Plan B: Further Thoughts on Faith
by Anne Lamott
Riverhead Hardcover, 2005
review by Heidi Schlumpf
When Anne Lamott “came out” as a left-wing Christian in her first spiritual autobiography, Traveling Mercies: Some Thoughts on Faith (Pantheon, 1999), she struck a nerve with thousands, maybe millions, of women—and more than a few men. Now here was a Christian who didn’t make you want to gag. She was smart, sassy, and hip—and I’m not just talking about the dreads.
Most of all, she was gut-wrenchingly honest about her messy, sometimes messed-up life, whether remembering her years of alcohol and drug addiction or admitting she has cellulite on her thighs. And in a witty, self-deprecating way that rang piercingly authentic, she was able to convince her readers-turned-fans that everything was going to be OK. If Lamott’s faith could help her through her craziness, surely the rest of us might have a chance, too.

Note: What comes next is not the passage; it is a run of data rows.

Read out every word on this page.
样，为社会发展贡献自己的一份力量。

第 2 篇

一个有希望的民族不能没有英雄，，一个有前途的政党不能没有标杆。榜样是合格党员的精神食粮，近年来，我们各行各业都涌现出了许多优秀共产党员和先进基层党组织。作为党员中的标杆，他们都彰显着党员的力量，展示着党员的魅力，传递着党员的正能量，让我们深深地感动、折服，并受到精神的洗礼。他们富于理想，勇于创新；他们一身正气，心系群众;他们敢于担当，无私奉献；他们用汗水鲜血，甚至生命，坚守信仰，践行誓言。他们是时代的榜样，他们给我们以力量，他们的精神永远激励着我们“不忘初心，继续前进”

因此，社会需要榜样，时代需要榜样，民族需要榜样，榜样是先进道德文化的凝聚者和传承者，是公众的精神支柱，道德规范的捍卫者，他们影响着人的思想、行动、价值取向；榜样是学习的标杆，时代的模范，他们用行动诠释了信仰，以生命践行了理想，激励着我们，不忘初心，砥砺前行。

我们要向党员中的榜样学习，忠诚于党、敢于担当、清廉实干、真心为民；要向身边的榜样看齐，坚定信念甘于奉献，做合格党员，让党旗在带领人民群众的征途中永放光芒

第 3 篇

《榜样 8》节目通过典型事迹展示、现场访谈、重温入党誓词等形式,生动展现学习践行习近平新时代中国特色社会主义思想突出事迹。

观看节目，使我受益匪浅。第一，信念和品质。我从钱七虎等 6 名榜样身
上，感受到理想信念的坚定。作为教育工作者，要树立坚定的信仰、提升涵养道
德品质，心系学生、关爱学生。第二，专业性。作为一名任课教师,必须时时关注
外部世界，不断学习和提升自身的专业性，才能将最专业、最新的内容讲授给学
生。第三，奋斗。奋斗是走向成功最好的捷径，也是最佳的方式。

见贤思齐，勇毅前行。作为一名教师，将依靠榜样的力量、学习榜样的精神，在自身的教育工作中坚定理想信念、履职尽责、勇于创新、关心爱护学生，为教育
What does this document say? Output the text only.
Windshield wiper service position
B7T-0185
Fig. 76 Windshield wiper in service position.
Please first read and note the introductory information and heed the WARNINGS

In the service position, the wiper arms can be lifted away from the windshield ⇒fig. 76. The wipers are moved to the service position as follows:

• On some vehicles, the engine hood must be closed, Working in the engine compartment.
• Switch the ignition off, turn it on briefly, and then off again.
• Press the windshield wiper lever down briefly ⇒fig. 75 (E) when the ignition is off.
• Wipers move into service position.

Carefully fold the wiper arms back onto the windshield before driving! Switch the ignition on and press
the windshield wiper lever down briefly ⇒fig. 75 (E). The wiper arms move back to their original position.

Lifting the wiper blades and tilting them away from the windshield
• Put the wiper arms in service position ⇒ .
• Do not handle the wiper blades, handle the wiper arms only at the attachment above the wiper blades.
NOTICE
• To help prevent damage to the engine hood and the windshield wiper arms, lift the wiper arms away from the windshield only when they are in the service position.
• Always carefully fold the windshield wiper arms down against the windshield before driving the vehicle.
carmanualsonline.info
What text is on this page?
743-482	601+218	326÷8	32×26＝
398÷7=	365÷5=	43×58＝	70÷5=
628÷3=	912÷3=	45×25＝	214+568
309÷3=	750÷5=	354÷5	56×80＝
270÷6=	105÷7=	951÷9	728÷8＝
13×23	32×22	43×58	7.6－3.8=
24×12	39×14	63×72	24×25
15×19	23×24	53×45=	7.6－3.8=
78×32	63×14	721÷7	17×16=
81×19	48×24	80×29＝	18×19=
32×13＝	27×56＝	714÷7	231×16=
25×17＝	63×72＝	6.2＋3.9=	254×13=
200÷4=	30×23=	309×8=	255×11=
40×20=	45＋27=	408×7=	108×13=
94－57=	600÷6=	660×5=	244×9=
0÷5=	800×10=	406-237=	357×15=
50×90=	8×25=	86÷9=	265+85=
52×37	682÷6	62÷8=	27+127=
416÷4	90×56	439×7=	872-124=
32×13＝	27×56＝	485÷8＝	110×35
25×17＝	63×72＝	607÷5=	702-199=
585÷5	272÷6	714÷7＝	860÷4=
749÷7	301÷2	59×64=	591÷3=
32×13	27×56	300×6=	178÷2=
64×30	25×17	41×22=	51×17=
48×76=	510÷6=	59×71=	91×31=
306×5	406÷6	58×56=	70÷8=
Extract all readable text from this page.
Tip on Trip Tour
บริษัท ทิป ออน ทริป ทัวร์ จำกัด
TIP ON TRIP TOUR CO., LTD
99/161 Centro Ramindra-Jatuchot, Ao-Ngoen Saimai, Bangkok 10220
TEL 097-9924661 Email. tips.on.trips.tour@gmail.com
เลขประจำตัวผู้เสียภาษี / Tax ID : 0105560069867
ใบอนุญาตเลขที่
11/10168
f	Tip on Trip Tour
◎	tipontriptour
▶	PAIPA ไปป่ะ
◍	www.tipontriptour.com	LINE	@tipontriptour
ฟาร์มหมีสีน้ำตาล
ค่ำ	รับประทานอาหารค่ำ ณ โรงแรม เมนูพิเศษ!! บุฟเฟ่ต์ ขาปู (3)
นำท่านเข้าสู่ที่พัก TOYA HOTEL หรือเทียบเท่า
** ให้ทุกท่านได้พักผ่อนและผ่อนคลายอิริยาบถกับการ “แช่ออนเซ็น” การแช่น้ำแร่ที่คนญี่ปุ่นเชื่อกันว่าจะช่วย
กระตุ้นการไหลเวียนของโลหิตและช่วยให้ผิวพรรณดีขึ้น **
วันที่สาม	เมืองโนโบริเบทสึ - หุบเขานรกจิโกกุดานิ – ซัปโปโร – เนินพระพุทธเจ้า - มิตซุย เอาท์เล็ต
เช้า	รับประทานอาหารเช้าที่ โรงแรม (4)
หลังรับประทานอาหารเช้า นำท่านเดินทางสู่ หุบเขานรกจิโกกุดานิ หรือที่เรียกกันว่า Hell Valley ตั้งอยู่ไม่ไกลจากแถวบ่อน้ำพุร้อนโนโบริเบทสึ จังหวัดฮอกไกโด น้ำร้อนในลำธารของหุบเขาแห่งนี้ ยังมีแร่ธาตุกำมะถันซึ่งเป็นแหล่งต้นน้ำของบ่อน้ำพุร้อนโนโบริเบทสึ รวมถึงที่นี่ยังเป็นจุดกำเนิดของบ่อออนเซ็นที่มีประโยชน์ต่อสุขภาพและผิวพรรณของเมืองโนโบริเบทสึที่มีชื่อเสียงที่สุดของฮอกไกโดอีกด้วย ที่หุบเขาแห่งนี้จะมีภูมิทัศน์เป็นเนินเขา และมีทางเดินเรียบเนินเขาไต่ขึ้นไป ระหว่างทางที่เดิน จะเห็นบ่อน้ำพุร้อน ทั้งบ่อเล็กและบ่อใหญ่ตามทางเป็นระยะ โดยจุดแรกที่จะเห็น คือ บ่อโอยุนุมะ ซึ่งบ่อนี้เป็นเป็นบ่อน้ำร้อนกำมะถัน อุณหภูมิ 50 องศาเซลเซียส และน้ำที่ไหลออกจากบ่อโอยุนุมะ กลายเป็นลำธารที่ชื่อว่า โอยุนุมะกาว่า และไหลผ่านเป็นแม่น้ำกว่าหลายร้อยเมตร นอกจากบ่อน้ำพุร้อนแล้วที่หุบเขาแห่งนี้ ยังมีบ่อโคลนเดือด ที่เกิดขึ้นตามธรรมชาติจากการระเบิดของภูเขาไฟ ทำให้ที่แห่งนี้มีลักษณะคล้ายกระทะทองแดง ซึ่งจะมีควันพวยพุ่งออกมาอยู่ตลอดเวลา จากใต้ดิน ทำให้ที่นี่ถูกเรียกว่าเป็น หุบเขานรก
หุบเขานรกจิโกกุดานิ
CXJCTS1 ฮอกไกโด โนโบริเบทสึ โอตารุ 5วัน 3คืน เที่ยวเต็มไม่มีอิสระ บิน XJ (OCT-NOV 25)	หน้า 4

Traveling Mercies was at the top of the bestseller list for months, and it’s become something of an icon of spiritual autobiographies. New authors often dream of being the next Anne Lamott, and even a few experienced ones envy her ability to find meaning in the mundane. So, naturally, a sequel to such a successful book is dangerous literary territory. Can it ever live up to the first?
I’m here to say, yes, it does. Plan B: Further Thoughts on Faith picks up where Traveling Mercies left off. In the first book, Lamott mines her childhood, her family, and her young adulthood. In Plan B,
she is firmly in middle age, not afraid to admit it, and
still finding that taking a deep breath, turning to God,
and having a good set of friends and fellow church-goers
can get you through the toughest of times—and help
you celebrate the good ones.
Lamott continues to find the holy in everyday life—her mother’s illness, the death of her dog, the continuing challenges of single motherhood to her son, Sam. Woven throughout the stories and her snide wisecracks are insightful gems like this one: “I’ve said this before: When God is going to do something wonderful, He or She always starts with a hardship; when God is going to do something amazing, He or She starts with an impossibility.”
Some may be bothered by Lamott’s repeated references to her dislike of a certain president with the middle initial “W,” but certainly war is fair game in a book of “thoughts on faith,” and her essay about an anti-war protest is one of the most poignant in the book. Regular readers of Lamott may recognize some of these essays as reprinted from her column on Salon.com, and her die-hard fans will enjoy the update on her life (Sam gets to meet his father, Anne has a boyfriend). But new readers will also be happy to have found a spiritual companion who understands those of us who claim the seemingly oxymoronic labels of left-leaning and Christian.